Several trends have become clear. First, 36-foot clear height is the new minimum, with some retailers looking at 40-foot or 42-foot clear height to accommodate the need for mezzanine space and multi-level conveyor systems. Second, power capacity is increasingly important due to the robotics and modern technology needed to effectively operate. Third, human capital needs to be considered as workers must master the latest fulfillment technology.

Furthermore, e-commerce related distribution operations often run 24/7 and have greater manpower requirements to manage order flow and inventory. Whereas a traditional distribution facility might have 40 to 100 employees per shift, an e-commerce fulfillment center requires 200 to 1,000 or more employees per shift for the meticulous task of individually pulling each online order for a customer. And because this is retail, albeit in a warehouse setting, demand surges during the holidays require parking capacity for a workforce that may double or triple depending on the season. Also, e-commerce facilities must be more strategically located to deliver an order to the customer's front door as quickly as possible.

These changes have occurred quickly and will evolve even more rapidly in the coming years, having a profound impact on supply chains and commercial real estate demand. As a case in point, over the past five years the average size of major DC leases signed has essentially doubled. The leasing and development of DCs has been a driving force in the industrial sector's strong recovery. It is also a major reason why the industrial real estate boom is increasingly evolving into one of the great expansions in the history of the United States, if not the single greatest. 

The U.S. industrial market has registered occupancy gains of over 500 million square feet of warehouse space since 2010. For comparison, that is almost 60 million square feet (11%) higher than the absorption levels registered during the 2004 to 2007 period.

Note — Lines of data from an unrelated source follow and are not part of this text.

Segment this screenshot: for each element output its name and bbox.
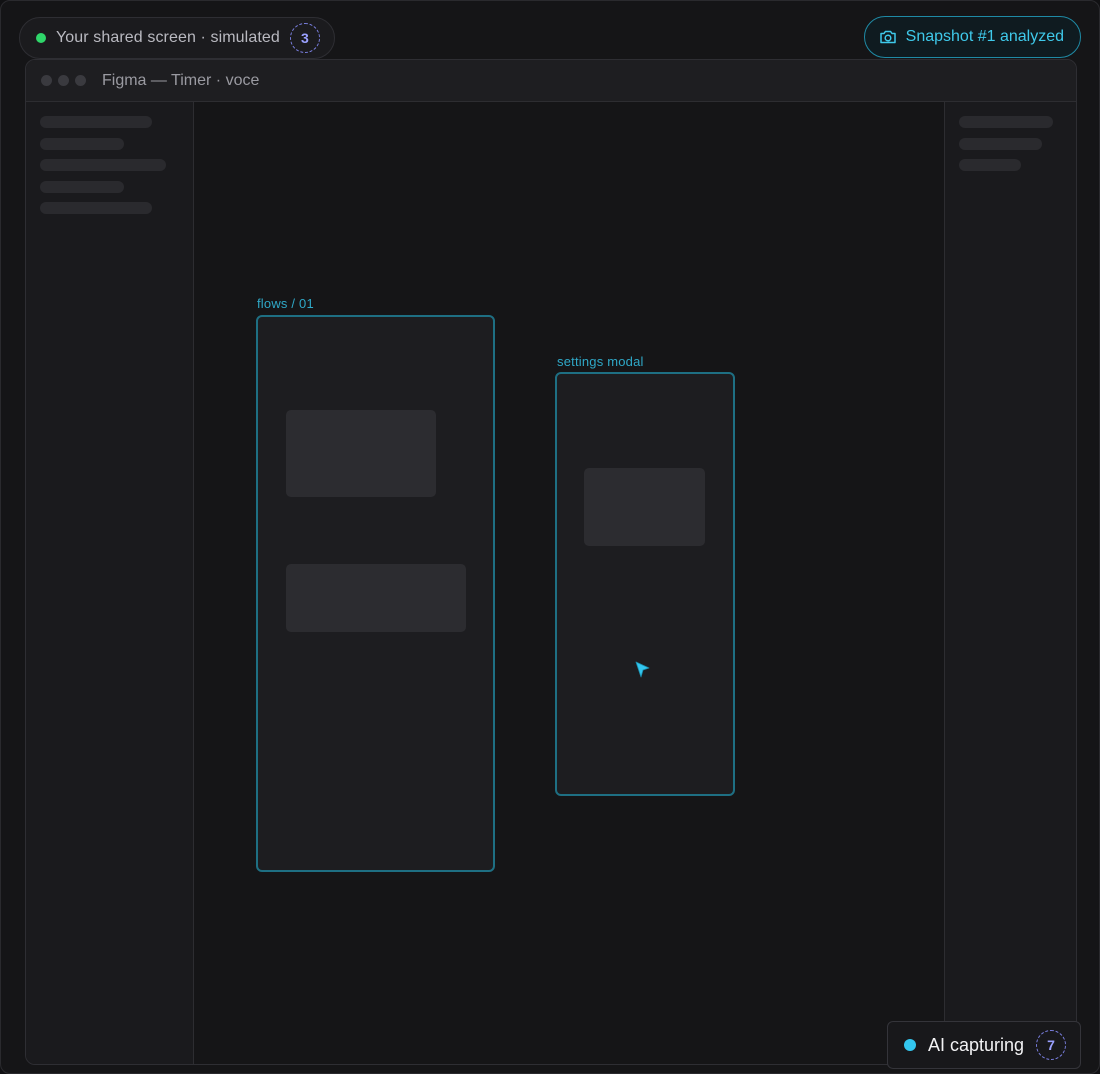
shared-screen-label: Your shared screen · simulated	[56, 29, 280, 46]
property-placeholder	[959, 159, 1021, 171]
snapshot-analyzed-button[interactable]: Snapshot #1 analyzed	[863, 16, 1081, 58]
placeholder-block	[584, 468, 705, 546]
camera-icon	[879, 30, 896, 44]
property-placeholder	[959, 116, 1053, 128]
property-placeholder	[959, 137, 1042, 150]
app-stage: Your shared screen · simulated 3 Snapsho…	[0, 0, 1100, 1074]
layer-placeholder	[40, 180, 124, 193]
design-canvas[interactable]: flows / 01 settings modal	[194, 102, 944, 1064]
shared-screen-count-badge: 3	[289, 23, 320, 53]
placeholder-block	[286, 410, 436, 497]
ai-capturing-indicator[interactable]: AI capturing 7	[886, 1021, 1081, 1069]
frame-label-flows: flows / 01	[257, 296, 314, 311]
layer-placeholder	[40, 202, 152, 214]
placeholder-block	[286, 564, 466, 632]
ai-status-dot	[903, 1039, 916, 1051]
frame-settings-modal[interactable]	[555, 372, 735, 796]
layer-placeholder	[40, 116, 152, 128]
figma-window: Figma — Timer · voce flows / 01 settings…	[25, 59, 1077, 1065]
frame-label-settings-modal: settings modal	[557, 354, 644, 369]
live-status-dot	[36, 33, 46, 43]
window-body: flows / 01 settings modal	[26, 102, 1076, 1064]
pointer-cursor-icon	[635, 661, 650, 678]
layer-placeholder	[40, 137, 124, 150]
properties-panel	[944, 102, 1076, 1064]
snapshot-label: Snapshot #1 analyzed	[905, 28, 1064, 45]
window-titlebar: Figma — Timer · voce	[26, 60, 1076, 102]
ai-capturing-label: AI capturing	[927, 1034, 1024, 1055]
frame-flows[interactable]	[256, 315, 495, 872]
window-title: Figma — Timer · voce	[102, 71, 260, 89]
layer-placeholder	[40, 159, 166, 171]
window-close-dot[interactable]	[41, 75, 52, 86]
shared-screen-indicator: Your shared screen · simulated 3	[19, 17, 335, 59]
ai-capture-count-badge: 7	[1036, 1030, 1066, 1060]
window-maximize-dot[interactable]	[75, 75, 86, 86]
layers-panel	[26, 102, 194, 1064]
window-minimize-dot[interactable]	[58, 75, 69, 86]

Prior to that, one needs to go back to the late 1990s tech boom to find stronger demand numbers. In the new e-commerce driven bulk warehouse paradigm, buildings of 300,000 square feet are normal, half-a-million-square foot DCs are not uncommon and deals for million-square-foot facilities are happening regularly.

The fact of the matter is that demand for distribution space sufficient to serve the needs of e-commerce and 3PL service providers is now, and will remain, the single largest driving force behind industrial growth in the United States for the foreseeable future.  

Bryon Carney is managing principal of DTZ (www.dtz.com) (formerly Cassidy Turley), a provider of commercial real estate services. He is based in Phoenix, Ariz. Jason Tolliver is vice president of DTZ, and is based in Indianapolis, Ind.